The book is an extraordinary work of memoir, reportage and storytelling. It begins with the author's earliest years growing up in Mosul, then charts the city's capture and occupation by ISIS, that group's eventual defeat, and the city's post-liberation rebirth. The story unfolds through the poignant eyewitness accounts of many different people. Ahmed places these accounts in context, writing sometimes as a journalist and social historian and, at other times, by providing his personal recollection of events. In addition to eyewitness accounts, he includes poems and transcriptions of key radio broadcasts. Following the eyewitness accounts, the author presents Interwoven Stories, a chapter based on composite characters, sharing narratives that, for reasons of people's safety, could not be told in any other way.
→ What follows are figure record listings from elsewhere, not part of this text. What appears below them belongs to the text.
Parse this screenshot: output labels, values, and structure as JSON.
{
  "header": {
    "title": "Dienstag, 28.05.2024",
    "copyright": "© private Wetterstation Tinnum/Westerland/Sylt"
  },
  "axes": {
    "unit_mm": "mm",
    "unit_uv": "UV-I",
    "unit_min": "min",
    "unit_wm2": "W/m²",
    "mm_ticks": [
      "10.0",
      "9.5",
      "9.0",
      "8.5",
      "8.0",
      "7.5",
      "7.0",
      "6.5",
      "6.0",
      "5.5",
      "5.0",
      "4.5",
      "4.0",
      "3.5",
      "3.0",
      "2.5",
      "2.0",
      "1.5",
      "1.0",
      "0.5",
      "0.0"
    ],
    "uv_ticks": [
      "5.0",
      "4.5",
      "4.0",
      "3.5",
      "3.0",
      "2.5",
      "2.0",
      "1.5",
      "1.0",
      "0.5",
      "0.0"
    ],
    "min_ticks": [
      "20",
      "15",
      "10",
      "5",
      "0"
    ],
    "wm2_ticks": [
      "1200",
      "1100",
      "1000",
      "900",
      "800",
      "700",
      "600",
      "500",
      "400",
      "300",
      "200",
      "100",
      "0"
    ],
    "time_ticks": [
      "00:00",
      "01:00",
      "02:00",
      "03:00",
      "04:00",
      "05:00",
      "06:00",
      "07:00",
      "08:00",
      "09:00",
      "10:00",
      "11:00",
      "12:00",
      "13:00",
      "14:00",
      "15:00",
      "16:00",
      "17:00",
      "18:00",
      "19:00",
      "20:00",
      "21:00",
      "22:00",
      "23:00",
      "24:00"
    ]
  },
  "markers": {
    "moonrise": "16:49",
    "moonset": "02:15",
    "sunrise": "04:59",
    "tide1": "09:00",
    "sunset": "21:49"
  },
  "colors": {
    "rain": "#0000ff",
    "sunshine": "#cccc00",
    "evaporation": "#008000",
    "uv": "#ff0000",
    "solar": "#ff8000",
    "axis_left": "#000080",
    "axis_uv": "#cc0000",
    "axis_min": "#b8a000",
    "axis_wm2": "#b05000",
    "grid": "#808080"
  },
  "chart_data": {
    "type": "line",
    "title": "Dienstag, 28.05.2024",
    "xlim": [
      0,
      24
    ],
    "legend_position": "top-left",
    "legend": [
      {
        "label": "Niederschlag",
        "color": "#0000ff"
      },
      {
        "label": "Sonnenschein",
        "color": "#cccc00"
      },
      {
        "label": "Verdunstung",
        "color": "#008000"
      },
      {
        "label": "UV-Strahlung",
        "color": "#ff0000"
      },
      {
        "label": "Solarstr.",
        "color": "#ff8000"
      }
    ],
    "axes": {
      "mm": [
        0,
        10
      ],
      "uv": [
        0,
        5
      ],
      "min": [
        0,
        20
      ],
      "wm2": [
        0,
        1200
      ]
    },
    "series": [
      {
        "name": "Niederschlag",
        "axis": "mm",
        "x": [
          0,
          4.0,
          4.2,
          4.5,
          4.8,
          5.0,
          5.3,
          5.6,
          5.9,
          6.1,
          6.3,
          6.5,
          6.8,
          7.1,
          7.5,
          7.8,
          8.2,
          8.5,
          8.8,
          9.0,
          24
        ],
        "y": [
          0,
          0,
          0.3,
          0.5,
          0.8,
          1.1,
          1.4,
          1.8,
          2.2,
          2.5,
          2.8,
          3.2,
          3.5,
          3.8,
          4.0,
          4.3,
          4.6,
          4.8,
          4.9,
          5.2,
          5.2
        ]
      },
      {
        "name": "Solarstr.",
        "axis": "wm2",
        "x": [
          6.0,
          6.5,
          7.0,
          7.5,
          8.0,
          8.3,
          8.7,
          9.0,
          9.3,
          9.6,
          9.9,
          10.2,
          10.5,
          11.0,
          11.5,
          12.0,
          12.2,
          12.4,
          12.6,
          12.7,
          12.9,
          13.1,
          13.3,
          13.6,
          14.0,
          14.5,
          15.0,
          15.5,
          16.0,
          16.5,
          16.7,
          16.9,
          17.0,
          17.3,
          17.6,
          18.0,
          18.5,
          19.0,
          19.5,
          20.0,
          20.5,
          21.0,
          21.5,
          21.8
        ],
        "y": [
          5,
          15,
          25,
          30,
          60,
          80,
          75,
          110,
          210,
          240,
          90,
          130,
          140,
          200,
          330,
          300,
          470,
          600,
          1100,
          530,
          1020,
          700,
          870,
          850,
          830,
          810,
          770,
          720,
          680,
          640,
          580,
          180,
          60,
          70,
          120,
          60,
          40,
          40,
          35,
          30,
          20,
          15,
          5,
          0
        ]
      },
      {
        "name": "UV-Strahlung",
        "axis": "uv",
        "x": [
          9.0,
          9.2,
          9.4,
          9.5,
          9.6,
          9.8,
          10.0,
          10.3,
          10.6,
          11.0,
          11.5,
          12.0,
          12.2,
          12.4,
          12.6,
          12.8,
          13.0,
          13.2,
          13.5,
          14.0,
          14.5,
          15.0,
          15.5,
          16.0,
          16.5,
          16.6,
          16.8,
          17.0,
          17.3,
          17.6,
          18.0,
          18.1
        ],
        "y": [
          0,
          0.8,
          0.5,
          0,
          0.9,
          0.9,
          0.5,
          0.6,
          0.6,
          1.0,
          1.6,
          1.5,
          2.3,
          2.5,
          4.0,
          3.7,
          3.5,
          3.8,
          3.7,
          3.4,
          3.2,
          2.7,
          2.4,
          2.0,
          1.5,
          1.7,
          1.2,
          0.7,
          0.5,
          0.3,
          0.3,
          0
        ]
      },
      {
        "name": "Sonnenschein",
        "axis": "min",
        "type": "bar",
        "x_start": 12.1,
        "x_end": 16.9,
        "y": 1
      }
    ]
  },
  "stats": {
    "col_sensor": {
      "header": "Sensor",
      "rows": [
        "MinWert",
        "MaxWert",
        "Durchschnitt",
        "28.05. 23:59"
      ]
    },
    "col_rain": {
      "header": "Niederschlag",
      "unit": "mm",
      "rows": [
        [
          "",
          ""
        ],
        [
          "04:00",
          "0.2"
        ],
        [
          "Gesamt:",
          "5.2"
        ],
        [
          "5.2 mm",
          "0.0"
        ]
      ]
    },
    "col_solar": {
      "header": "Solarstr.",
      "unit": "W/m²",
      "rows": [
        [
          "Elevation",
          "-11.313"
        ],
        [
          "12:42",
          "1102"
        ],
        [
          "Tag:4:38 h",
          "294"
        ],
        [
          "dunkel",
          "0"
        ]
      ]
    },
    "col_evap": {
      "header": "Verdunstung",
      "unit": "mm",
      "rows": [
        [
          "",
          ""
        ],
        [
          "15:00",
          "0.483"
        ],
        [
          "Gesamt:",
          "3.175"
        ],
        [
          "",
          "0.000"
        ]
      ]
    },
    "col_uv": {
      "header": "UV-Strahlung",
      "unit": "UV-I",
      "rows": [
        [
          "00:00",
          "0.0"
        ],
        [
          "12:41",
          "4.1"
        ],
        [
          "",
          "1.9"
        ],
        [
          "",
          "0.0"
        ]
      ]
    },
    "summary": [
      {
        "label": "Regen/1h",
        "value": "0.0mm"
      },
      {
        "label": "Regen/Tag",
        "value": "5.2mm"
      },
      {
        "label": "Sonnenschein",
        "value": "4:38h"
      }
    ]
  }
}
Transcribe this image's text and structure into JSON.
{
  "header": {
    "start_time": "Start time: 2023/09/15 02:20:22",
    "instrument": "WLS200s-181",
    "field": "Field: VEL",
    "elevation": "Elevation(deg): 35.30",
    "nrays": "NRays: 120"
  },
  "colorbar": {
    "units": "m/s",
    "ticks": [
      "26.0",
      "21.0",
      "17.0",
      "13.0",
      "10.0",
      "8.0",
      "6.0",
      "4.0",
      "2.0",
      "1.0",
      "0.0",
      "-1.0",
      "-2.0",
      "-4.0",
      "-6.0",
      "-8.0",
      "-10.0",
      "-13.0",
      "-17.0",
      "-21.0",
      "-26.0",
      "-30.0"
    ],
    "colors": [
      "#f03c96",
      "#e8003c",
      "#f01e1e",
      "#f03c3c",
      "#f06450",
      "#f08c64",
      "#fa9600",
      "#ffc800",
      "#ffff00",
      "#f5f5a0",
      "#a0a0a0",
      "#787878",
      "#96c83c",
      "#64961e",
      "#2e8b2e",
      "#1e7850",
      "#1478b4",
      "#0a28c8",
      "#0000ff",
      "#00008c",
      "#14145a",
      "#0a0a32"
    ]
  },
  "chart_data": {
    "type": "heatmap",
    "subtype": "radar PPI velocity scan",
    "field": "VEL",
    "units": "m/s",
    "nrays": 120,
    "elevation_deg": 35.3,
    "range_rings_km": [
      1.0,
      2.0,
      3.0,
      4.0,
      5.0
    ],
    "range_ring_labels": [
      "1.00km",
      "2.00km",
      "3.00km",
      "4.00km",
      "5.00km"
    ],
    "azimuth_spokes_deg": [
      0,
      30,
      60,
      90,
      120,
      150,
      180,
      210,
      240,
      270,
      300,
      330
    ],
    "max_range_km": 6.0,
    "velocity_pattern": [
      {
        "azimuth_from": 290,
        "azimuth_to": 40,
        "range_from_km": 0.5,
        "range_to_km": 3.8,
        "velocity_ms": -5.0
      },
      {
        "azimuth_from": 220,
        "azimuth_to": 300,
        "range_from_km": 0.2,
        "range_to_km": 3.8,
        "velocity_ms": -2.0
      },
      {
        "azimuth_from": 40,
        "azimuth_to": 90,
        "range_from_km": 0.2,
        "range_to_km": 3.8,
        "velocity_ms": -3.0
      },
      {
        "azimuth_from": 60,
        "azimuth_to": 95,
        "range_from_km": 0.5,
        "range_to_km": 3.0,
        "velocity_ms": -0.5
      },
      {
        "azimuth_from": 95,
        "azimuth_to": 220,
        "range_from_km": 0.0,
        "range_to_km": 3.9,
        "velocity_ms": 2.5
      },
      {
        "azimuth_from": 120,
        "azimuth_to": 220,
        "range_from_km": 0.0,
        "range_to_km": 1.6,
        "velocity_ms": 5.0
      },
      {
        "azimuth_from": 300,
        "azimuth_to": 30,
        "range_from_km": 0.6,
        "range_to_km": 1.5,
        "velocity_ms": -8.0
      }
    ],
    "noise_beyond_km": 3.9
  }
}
The book concludes with a series of inspiring accounts of how the city is re-emerging from its trauma, led by citizens undertaking volunteer work and changing cultural perceptions of women. - Camilla Reeve, Editor
Ahmed Zaidan has returned to his roots and written a book that looks deeply into the tragic reality of his hometown, Mosul, abandoned after a supposedly liberating invasion to the savagery of sectarian warfare, and then beyond this to the possibilities of a rebirth. As an unflinching journalist he shows us what happened to drive him into his own refugee experience and how it feels to hear the news from home as your city is torn apart and people you love lose their homes and lives. He digs deep into stories of ordinary people and his own childhood in Iraq. He looks atrocity directly in the eye and closely examines geopolitical and local fault-lines that led to the catastrophe of Mosul falling to the Islamic State.
As well as being a journalist, Ahmed is also always a poet, hope is embedded in his world view, he sees the good hearts of those who maintain their dignity in the face of horror and finds lyrical beauty in the survival of humanity in the ruined city and its aftermath. Somehow, he finds shoots of a revived civilisation, shines a light on individual and community projects and celebrates possibility. This is a remarkable book in its scope and its personal testimony that sees beyond stereotypes and shows us that this is our world not a distant tale, that this rubble is where we all may dwell when hatred has the hour, and the only hope for the future lies in a recognition of our common humanity and in acceptance of our differences. -
Andy Willoughby, Poet and Playwright.